Menschen eine Bühne geben, die von der Gesellschaft vergessen werden, das war JR schon früh ein Anliegen. 1983 wurde er in Paris in eine tunesisch-französische Familie hineingeboren und wuchs in den Banlieues der Stadt auf. Als Jugendlicher zog er mit seinen Freunden durch die Straßen, besprühte Züge und hinterließ Graffiti auf Hausfassaden. Damals gab er sich den Namen JR – eine Abkürzung für seinen Vornamen Jean-René, aber auch für den Ausdruck „Juste Ridicule“, was so viel heißt wie „einfach lächerlich“. Eines Tages fand er in einem U-Bahnhof eine Kamera und begann seine Freunde bei den Streifzügen zu fotografieren.
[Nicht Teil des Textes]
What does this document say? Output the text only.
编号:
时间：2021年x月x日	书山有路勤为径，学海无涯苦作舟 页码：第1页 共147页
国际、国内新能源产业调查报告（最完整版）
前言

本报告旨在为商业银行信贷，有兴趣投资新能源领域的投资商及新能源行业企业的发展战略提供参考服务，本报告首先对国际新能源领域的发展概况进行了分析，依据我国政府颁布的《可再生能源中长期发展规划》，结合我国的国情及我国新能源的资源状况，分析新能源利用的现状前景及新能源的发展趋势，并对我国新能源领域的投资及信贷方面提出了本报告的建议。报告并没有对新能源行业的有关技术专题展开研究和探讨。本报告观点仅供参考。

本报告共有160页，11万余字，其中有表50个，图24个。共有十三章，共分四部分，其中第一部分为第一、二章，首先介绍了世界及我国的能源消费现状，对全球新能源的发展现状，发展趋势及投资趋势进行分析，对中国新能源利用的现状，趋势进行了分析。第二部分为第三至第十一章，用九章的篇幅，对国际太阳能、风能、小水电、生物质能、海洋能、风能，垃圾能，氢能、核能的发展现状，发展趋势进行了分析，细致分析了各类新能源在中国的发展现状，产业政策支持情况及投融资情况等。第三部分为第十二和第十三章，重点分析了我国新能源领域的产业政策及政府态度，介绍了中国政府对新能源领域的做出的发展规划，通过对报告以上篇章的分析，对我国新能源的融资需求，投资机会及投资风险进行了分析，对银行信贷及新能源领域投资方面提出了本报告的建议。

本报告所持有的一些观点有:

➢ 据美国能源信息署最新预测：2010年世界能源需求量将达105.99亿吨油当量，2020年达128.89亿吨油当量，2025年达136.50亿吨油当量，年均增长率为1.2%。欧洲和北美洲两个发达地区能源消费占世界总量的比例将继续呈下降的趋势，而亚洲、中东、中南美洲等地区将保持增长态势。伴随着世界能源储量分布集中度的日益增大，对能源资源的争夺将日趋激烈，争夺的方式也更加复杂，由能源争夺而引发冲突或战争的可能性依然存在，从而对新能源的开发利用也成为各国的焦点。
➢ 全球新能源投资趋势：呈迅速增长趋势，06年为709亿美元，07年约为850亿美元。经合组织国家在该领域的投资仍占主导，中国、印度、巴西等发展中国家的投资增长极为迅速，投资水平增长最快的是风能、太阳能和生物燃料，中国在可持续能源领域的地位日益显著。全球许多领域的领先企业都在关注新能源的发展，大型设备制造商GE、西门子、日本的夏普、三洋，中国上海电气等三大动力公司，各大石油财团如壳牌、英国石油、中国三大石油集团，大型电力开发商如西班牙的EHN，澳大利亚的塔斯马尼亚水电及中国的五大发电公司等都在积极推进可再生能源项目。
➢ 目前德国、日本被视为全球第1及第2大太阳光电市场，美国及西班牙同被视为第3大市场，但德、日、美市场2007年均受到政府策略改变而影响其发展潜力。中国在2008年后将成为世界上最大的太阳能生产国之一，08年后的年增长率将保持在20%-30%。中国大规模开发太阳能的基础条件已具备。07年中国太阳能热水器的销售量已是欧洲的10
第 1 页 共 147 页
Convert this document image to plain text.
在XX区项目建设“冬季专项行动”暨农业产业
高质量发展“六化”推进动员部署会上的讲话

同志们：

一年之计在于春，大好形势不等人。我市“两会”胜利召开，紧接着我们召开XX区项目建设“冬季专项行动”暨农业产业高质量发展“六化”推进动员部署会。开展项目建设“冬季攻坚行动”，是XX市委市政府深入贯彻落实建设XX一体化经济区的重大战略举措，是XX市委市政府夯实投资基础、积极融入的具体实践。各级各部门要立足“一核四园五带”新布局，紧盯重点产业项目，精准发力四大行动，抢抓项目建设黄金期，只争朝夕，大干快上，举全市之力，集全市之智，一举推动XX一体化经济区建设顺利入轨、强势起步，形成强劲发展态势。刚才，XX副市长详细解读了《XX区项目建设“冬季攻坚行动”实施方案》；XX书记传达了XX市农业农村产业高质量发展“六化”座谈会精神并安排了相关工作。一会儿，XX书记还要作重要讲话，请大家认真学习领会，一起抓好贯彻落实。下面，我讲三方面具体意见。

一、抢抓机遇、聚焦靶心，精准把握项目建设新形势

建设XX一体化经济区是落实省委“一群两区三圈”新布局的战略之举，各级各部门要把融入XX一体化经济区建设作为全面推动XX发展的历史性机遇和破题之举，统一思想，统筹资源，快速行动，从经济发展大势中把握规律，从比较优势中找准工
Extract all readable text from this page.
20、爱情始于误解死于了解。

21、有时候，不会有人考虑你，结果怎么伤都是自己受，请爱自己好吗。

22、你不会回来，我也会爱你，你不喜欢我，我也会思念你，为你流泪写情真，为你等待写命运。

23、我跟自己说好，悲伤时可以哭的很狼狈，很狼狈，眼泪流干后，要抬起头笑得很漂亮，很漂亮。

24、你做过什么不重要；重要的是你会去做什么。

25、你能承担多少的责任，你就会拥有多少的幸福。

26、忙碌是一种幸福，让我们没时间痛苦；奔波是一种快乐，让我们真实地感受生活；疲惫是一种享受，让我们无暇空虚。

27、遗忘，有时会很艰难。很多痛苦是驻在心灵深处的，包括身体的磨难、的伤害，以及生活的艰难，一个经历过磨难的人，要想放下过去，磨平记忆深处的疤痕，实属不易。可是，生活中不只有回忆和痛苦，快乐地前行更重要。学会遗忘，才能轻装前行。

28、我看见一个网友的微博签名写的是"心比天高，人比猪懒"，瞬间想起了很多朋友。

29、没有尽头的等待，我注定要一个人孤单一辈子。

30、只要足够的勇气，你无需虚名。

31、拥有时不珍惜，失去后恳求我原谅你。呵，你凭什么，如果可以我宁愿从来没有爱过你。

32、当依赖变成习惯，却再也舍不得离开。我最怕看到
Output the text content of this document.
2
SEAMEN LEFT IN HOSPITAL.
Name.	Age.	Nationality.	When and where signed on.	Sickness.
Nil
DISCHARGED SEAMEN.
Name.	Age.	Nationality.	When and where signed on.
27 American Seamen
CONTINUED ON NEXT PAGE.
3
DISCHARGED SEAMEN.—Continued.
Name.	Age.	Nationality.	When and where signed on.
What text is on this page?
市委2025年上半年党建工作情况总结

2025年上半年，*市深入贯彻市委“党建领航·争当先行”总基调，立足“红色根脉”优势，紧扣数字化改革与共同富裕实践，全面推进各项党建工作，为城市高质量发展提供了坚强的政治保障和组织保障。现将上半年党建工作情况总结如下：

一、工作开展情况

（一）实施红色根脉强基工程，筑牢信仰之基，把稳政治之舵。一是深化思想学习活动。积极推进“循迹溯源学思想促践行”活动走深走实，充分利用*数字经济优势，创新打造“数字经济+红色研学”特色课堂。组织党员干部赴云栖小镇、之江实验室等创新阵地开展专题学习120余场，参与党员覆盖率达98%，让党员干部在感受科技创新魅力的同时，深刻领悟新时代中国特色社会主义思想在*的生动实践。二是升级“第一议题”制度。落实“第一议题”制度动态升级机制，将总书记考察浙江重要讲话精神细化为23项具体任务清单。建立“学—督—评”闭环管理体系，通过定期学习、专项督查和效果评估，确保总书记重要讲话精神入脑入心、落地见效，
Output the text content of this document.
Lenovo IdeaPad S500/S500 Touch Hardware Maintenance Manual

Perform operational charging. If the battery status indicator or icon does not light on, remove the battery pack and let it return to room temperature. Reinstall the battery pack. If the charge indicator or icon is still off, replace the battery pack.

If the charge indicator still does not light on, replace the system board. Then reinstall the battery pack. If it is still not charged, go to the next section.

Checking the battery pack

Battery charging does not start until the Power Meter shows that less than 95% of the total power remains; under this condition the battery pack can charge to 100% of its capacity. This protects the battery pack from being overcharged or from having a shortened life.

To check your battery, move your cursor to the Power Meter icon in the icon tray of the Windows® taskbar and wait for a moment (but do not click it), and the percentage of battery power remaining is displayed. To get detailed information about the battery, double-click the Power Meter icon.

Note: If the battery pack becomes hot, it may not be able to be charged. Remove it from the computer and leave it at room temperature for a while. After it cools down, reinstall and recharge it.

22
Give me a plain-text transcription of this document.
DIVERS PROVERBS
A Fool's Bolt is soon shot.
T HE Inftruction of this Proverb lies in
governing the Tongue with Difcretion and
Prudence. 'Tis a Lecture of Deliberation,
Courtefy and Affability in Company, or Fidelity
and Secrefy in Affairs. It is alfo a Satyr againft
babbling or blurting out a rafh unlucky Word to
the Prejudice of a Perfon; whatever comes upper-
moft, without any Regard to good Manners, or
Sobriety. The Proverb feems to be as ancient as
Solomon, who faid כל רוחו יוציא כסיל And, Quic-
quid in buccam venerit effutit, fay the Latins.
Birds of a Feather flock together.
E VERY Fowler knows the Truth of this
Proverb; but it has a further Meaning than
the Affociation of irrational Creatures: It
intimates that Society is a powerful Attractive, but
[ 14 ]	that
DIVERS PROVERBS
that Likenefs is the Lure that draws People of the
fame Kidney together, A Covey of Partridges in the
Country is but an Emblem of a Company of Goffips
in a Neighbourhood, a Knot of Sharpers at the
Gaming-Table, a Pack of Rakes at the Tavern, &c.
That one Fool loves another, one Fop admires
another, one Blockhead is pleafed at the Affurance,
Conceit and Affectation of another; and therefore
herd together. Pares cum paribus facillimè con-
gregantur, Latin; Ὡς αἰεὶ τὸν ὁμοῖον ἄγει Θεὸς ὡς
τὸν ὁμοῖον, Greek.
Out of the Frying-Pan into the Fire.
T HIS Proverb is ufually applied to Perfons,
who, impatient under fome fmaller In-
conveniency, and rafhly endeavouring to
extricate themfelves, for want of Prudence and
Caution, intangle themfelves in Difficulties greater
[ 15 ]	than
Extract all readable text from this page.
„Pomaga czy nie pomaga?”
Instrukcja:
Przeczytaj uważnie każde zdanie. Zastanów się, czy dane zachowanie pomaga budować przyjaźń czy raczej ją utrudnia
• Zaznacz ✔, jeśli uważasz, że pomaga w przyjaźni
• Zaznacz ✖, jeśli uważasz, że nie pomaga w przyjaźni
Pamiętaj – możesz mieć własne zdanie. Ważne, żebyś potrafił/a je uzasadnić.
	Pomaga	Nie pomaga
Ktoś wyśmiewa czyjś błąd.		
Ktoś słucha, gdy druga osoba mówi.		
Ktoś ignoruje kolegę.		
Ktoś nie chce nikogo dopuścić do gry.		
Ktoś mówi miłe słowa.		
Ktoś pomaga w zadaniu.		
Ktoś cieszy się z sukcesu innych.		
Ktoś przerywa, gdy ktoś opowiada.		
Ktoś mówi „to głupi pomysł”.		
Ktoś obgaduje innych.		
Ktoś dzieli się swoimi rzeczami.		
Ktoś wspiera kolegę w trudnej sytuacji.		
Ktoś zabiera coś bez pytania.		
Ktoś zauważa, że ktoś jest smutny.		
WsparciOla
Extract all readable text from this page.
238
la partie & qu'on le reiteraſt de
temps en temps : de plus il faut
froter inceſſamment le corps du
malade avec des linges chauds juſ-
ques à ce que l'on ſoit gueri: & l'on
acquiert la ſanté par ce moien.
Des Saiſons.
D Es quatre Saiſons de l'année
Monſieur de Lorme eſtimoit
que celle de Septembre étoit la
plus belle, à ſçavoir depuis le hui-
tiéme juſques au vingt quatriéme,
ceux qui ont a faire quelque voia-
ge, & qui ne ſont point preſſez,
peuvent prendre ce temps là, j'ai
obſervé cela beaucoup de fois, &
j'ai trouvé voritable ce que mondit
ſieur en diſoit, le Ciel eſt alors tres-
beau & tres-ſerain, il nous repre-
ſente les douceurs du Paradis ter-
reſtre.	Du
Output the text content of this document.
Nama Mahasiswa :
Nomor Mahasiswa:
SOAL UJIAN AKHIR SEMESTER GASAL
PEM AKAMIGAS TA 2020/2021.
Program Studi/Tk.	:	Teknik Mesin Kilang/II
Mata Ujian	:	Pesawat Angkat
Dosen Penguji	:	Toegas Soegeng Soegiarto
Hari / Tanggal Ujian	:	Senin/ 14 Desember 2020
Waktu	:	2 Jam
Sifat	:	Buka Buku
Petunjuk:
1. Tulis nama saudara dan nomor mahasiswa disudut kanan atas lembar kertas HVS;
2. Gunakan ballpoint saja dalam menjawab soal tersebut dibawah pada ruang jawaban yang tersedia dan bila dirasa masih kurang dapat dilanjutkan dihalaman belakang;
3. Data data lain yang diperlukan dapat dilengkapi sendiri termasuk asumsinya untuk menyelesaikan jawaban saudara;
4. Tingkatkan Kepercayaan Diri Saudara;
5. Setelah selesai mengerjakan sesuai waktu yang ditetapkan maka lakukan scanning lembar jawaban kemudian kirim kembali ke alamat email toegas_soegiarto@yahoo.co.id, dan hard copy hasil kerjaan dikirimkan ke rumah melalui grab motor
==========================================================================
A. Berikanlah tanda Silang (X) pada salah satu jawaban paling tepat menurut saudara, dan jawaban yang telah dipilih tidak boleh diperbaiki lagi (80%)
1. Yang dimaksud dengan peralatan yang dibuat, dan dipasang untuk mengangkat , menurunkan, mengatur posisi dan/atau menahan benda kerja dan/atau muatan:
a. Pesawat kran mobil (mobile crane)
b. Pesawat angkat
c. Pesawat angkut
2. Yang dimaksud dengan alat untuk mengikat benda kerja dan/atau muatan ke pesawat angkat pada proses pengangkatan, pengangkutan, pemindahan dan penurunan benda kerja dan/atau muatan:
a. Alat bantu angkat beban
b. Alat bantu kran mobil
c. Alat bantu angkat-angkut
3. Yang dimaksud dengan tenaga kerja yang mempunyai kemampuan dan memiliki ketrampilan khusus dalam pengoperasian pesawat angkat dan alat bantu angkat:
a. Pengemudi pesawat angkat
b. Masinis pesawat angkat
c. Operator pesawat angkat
Mit diesen Episoden startet die Schau in der Kunsthalle München: In einer Vitrine liegt JRs Analogkamera, ein unscheinbares Modell mit zahllosen Kratzern. An den Wänden sieht man die Fotos seiner Crew – beim Rumhängen auf Spielplätzen, Dächern und in der Métro. Bald ging er dazu über, diese Aufnahmen der illegalen Aktionen als Ausgangsmaterial für seine eigene Street Art zu nutzen: In Schwarz-Weiß auf einfaches Papier gedruckt, tapezierte er sie in der Pariser Innenstadt. Diejenigen, die an die Ränder der Stadt gedrängt worden waren, sollten mit seiner „Expo 2 Rue“ (2001–2004), seiner Straßenausstellung, im Zentrum platziert werden.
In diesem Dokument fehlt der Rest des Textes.